Saturday 21 March will mark the Mother’s Day. On this special occasion, Egypt has a tradition to honor ideal mothers to appreciate their roles in family and community.
The Ministry of Social Solidarity announced on Tuesday the 32 ideal mothers, including a mother with disability and a mother of a son with special needs from across Egypt.
Minister of Social Solidarity Nevine El-Kabbaj said during the ceremony that the winning mothers were selected from 762 mothers who participated in the contest. A total 404 mothers met the competition’s criteria.
El-Kabbaj explained that the 2020 criteria stipulate that mother should consolidate human values among her family and promote the value of family. She also should maintain the cohesion and interdependence of her family. The ideal mother has to keep balance between her responsibilities, promote positive values to her children, and take good care of them.
The ideal mother should be more than 50 years old as of December 2019. She has to be literate with no more than three children, with the exception of border provinces (Red Sea, Sinai, Matrouh, New Valley, and Aswan) where applicants should have no more than five children, and those children must be university graduates or students.

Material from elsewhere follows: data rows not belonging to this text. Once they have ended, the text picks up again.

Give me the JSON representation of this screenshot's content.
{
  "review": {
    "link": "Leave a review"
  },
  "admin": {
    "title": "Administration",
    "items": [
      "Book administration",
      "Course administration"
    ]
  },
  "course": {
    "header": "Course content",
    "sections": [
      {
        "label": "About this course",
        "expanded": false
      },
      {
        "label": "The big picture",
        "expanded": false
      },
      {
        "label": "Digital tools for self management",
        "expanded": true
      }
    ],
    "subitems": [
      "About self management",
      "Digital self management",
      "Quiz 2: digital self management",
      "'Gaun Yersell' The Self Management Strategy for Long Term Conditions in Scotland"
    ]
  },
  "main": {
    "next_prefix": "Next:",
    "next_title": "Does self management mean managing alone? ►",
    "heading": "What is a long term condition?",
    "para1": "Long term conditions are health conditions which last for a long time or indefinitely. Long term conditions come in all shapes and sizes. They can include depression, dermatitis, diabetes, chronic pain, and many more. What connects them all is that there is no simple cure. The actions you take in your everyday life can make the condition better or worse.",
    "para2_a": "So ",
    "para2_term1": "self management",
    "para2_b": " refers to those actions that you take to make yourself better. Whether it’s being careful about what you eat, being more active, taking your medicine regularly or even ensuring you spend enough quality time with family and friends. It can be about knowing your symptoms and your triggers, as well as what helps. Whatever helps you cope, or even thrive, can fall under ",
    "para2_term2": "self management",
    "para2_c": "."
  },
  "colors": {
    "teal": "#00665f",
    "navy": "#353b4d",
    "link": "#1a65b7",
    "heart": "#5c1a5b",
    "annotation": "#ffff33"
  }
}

At the end of her speech, El-Kabbaj stressed that the ministry will not hold any activities that require gatherings in light of the government’s precautionary measures to curb the spread of the COVID-19.
Amina Rashed, Egypt’s first ideal mother
Daily News Egypt met the first Egyptian ideal mother in 2020 to tell us about her motherhood journey.

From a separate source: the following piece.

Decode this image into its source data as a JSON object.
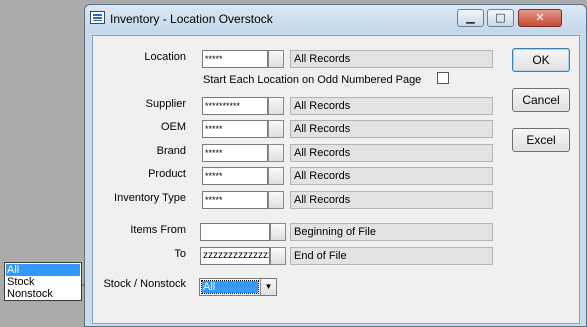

Amina Rashed, a 71-year-old widowed woman from Damietta, told Daily News Egypt that she used to work as a nurse before retirement.
“I used to work as a nurse at a hospital where I met my husband who was a doctor. We got married and got three children. We had a happy life until the turning point 32 years ago when my husband died suddenly due to a heart attack, leaving behind three daughters, the eldest was 6 years old and another 4 years old, while I was pregnant with my third daughter,” Rashed said.

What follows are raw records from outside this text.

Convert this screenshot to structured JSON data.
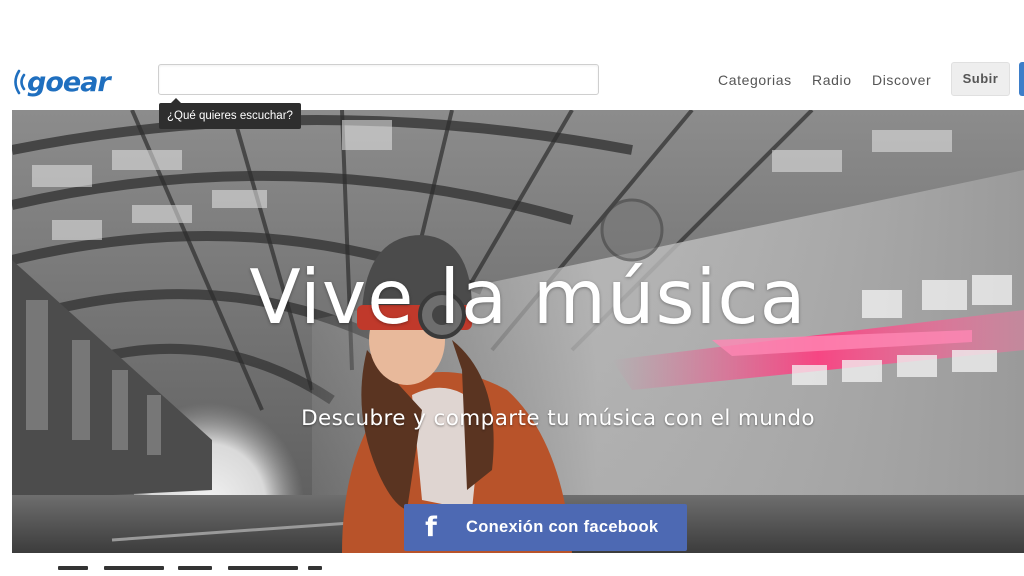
{
  "header": {
    "logo_text": "goear",
    "search": {
      "value": "",
      "tooltip": "¿Qué quieres escuchar?"
    },
    "nav": [
      {
        "label": "Categorias"
      },
      {
        "label": "Radio"
      },
      {
        "label": "Discover"
      }
    ],
    "upload_label": "Subir"
  },
  "hero": {
    "title": "Vive la música",
    "subtitle": "Descubre y comparte tu música con el mundo",
    "facebook_button": {
      "icon": "f",
      "label": "Conexión con facebook"
    }
  },
  "colors": {
    "brand": "#1f6fbf",
    "facebook": "#4d69b3",
    "tooltip_bg": "#2e2e2e"
  },
  "icons": {
    "logo": "sound-waves-icon",
    "facebook": "facebook-icon"
  }
}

She added that after her husband’s death, she faced a lot of obstacles, but she did not give up. She fought for her family and continued to work as a nurse to raise her children.
“I wanted my daughters to have a better life than mine, and thanks God they are now,” she said, trying to smile though tears were in her eyes.
“School leaving was not an option for my daughters, and I did not want to marry again,” she stressed.
Rashed’s eldest daughter got a Bachelor of Science, while the second and the third daughters both got a Bachelor of Engineering.
The eldest and youngest daughters got married, and the mother over years won many certificates of appreciation through her participation in the social work.
Talking about the competition, Rashed mentioned that her friends advised her to apply in the competition, expressing her happiness with this honoring and winning.
Rashed`s story is one of many others of Egyptian women who raised their children and devoted their lives for this goal. The Mother’s Day is a special occasion to honour all those women who could support their children despite all the obstacles they faced.
Egypt was the first country to celebrate Mother’s Day in the Arab world, with all Arab countries soon following suit.
The idea of the day was originated by sibling journalists Ali and Mostafa Amin, the founders of Akhbar Al-Youm newspaper, as the former received a letter from a mother complaining of ill-treatment from her children.
Another mother visited Mostafa Amin at the time in his office and told him about her story of becoming a widow, and subsequently devoting her life to her children by not remarrying. She became like a father and mother at the same time to her children, until they were graduated from university and got married. However, they currently only visit her occasionally, she complained.
This prompted Ali Amin to write, in his famous column ‘Fekra’ (Idea), an article suggesting a special day to celebrate mothers.
His idea gained popularity, and his column’s readers began suggesting dates to mark the occasion. Accordingly, 21 March was selected as a day to celebrate motherhood throughout the nation, as it signals the beginning of spring.
It was celebrated for the first time in Egypt in 1956, during the era of the late Egyptian President Gamal Abdel Nasser, and the Arab world later adopted the idea of celebrating Mother’s Day.